Monday, January 30, 2006

Revolt Against the Big Record Labels

Header LogoHow do you get your music on iTunes? People have asked me this before, and I have had to say, “I have no idea.”
I found out this morning: You either have a contract with a record label that puts your music on iTunes (and/or the many other music services on the internet), or you pay an aggregator to store your works, and make it available to the various music stores.

This process will only take 9% to 50% of the profits of your music for the first few years. Which means that, after the iTunes' cut of about 20¢ on a 99¢ track you might, if you got a good deal, make 71¢ per track. Conversely, if you got the 50% contract, you might make in the neighborhood of 40¢.

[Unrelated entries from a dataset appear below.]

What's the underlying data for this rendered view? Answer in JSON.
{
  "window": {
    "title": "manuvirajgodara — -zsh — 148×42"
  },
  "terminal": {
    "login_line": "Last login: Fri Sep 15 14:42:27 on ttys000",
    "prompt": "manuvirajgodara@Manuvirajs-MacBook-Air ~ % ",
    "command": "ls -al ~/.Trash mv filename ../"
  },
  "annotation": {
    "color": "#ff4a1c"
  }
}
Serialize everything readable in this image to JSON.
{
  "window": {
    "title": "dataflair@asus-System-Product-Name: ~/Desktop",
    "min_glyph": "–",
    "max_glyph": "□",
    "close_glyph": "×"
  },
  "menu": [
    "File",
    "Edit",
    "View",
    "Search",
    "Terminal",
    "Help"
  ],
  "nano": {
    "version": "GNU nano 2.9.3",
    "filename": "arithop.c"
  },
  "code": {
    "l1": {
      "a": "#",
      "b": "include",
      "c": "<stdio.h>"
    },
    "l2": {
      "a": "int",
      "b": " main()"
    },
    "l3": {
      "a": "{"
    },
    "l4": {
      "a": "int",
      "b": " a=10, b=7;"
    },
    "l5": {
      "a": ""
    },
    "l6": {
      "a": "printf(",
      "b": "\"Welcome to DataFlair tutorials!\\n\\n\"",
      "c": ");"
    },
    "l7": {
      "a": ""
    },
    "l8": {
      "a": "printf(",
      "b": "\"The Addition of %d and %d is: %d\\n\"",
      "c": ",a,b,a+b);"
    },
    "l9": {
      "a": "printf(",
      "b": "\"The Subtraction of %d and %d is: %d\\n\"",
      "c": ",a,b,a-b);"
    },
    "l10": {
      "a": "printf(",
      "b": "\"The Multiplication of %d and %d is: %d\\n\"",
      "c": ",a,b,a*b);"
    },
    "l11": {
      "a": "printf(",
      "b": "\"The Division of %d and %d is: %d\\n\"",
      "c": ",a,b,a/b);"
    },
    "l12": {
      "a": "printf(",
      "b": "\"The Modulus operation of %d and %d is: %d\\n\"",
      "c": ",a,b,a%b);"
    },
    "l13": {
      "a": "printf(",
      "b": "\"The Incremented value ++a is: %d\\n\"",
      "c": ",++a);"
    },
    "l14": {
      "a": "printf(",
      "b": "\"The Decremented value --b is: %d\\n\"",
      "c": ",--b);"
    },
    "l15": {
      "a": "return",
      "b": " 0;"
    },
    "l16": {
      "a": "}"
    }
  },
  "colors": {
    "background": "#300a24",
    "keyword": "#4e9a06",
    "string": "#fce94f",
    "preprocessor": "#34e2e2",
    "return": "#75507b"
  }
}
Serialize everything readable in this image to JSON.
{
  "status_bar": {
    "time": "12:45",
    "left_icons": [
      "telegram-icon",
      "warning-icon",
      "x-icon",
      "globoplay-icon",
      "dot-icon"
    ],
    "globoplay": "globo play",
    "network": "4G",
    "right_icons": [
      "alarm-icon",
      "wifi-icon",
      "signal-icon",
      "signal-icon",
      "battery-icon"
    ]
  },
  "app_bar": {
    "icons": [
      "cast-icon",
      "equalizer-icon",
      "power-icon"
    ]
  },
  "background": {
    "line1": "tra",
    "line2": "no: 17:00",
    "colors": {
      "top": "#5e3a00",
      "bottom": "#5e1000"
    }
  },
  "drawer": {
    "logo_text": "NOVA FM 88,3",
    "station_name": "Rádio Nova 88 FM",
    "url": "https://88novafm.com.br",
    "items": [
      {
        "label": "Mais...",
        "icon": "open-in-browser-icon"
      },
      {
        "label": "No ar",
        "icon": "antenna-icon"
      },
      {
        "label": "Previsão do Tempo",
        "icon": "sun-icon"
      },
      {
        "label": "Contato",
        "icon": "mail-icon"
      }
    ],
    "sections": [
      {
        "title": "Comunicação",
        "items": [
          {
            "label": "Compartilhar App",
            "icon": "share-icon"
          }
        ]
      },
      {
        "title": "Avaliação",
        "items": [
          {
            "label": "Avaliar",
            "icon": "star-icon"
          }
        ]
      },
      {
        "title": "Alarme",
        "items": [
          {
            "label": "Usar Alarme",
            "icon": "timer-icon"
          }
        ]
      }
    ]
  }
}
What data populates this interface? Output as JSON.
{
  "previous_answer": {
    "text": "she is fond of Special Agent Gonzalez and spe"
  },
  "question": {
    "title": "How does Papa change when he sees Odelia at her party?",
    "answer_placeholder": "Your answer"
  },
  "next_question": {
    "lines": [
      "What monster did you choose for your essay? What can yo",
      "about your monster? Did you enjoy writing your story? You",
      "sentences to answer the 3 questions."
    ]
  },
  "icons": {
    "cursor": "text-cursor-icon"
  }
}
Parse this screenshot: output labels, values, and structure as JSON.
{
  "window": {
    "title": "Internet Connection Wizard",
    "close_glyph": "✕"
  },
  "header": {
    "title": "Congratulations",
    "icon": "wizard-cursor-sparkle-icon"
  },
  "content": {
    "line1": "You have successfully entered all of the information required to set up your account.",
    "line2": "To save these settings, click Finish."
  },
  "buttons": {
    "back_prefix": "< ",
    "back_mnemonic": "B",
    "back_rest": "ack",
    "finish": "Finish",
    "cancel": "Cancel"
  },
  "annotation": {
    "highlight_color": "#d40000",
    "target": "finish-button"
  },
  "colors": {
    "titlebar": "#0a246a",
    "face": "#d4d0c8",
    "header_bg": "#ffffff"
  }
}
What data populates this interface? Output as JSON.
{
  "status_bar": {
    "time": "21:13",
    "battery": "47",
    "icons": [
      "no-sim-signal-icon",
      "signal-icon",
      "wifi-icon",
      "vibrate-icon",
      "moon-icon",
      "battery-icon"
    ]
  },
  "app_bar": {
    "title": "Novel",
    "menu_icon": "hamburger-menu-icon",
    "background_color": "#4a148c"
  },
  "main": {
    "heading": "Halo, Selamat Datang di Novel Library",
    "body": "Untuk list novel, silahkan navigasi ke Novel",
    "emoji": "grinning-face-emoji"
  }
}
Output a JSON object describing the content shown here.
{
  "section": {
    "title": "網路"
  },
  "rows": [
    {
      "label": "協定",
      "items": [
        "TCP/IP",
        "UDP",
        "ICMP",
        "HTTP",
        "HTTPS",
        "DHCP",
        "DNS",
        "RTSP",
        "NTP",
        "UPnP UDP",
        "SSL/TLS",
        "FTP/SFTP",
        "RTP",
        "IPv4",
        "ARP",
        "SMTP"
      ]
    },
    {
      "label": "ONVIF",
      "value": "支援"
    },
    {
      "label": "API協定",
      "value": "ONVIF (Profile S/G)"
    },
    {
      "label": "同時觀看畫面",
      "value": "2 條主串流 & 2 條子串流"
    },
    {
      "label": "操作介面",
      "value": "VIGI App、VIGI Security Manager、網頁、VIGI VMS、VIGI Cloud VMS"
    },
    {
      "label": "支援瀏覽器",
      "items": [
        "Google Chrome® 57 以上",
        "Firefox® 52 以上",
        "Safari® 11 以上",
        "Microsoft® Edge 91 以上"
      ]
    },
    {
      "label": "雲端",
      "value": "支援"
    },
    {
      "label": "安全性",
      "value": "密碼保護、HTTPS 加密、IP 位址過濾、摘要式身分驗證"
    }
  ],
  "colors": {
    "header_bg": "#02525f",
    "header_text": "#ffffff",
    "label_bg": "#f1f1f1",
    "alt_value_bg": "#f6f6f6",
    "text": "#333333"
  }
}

Considering that it costs around $5000 to record and master a twelve track album, one would have to sell a ton of product to recoup costs. And that is a “budget” album.

If you are a musician who would like to try a different route, check out tuneCORE™. This service lets you send in your album, EP, or single for distribution on iTunes US store, Rhapsody, and any combination of four other iTunes stores around the world.

tuneCORE™ does cost something, but you don't surrender your rights and ownership of your music. It is also non-exclusive. Fees look like this: 99¢ for a one time delivery fee to iTunes US, and if you want to go to other stores, it is 99¢ per store. After that, there is a yearly $7.98 fee per album, EP, or single for maintenance.

They also handle your album artwork, and the liner notes, so that those are available to your adoring fans.

Sound cool? Check out tuneCORE™, and if you decide to try it, let me know how it works out. I don't have an album yet, but I am thinking hard about it, and this looks like a good way to distribute.